Additionally, the B-cells also produced antibodies that bound to the glioblastoma cells, stimulating an immune response and ultimately preventing the growth of new tumors.
“With this vaccine, we are targeting the dual functionality of B-cells to tackle tumor immunosurveillance escape. We aim to utilize both the cellular and humoral immunity of B-cells,” Lee Chang said.
Currently, Lee Chang is collaborating with Northwestern Medicine investigators, including Roger Stupp, MD, the Paul C. Bucy Professor of Neurological Surgery and chief of Neuro-oncology in the Ken and Ruth Davee Department of Neurology, to develop a phase I clinical trial for the vaccine. She said she hopes the vaccine will be able to effectively “awaken” the immune system of glioblastoma patients, which is already severely compromised.

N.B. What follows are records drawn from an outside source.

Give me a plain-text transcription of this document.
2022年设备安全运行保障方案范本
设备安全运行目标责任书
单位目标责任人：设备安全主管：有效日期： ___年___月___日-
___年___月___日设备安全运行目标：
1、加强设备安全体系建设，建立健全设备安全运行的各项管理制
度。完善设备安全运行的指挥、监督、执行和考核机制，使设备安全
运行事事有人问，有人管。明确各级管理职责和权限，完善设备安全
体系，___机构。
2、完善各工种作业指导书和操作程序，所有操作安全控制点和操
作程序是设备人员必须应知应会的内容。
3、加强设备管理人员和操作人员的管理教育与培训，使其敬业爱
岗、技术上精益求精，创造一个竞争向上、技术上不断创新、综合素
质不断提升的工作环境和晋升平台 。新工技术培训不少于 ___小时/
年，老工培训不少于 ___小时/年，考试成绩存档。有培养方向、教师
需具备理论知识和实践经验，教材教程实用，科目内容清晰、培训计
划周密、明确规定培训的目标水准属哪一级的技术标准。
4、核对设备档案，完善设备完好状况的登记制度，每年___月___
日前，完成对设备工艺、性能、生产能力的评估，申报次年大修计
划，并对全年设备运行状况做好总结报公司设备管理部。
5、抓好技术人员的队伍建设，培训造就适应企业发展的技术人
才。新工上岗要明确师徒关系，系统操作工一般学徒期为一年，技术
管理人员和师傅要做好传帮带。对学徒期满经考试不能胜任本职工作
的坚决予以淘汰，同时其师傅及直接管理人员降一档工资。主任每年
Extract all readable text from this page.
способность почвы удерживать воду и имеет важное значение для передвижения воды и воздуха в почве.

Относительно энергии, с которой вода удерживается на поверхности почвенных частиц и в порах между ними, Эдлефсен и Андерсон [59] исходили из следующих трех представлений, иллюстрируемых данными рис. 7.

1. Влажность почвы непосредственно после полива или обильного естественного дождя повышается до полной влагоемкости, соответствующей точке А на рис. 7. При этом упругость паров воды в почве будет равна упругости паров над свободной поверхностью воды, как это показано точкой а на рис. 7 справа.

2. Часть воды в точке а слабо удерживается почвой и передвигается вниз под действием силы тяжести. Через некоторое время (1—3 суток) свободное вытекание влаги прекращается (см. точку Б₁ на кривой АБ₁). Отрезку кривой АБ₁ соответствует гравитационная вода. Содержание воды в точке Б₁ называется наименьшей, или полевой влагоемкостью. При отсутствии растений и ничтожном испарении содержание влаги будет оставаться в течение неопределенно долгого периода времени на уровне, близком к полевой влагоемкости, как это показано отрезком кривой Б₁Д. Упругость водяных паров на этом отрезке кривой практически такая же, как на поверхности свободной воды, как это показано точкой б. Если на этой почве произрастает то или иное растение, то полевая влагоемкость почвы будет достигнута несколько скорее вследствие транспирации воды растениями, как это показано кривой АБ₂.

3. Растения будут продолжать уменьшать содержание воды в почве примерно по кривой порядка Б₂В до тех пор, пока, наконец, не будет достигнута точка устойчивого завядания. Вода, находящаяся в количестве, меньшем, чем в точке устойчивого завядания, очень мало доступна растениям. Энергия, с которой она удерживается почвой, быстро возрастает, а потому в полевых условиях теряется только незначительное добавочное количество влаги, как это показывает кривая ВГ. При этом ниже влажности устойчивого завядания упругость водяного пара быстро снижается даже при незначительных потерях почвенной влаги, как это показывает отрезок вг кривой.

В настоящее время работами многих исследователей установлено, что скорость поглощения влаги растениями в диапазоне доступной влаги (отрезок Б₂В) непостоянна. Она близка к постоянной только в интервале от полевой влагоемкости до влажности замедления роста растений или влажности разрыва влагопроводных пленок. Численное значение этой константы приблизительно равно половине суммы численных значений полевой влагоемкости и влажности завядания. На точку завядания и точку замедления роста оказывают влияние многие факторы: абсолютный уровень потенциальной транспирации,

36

“There is no other vaccine of this kind out there. To have some sort of a footprint in the CD8T cell compartment, once we test this vaccine, will be the real victory,” Lee Chang said.
Lee Chang, Lesniak and Stupp are also members of the Robert H. Lurie Comprehensive Cancer Center of Northwestern University.
This study was supported by the National Institutes of Health grants P50CA221747, R35CA197725, R01NS093903, R01NS087990, and a National Cancer Institute Specialized Program of Research Excellence (SPORE) grant.
The National Cancer Institute’s five-year SPORE grant supports the advancement of translational research and improve outcomes for patients with brain cancer. The Lurie Cancer Center, one of six programs in the U.S. to have received the competitive grant, is leading a brain cancer SPORE with a special emphasis on glioblastoma.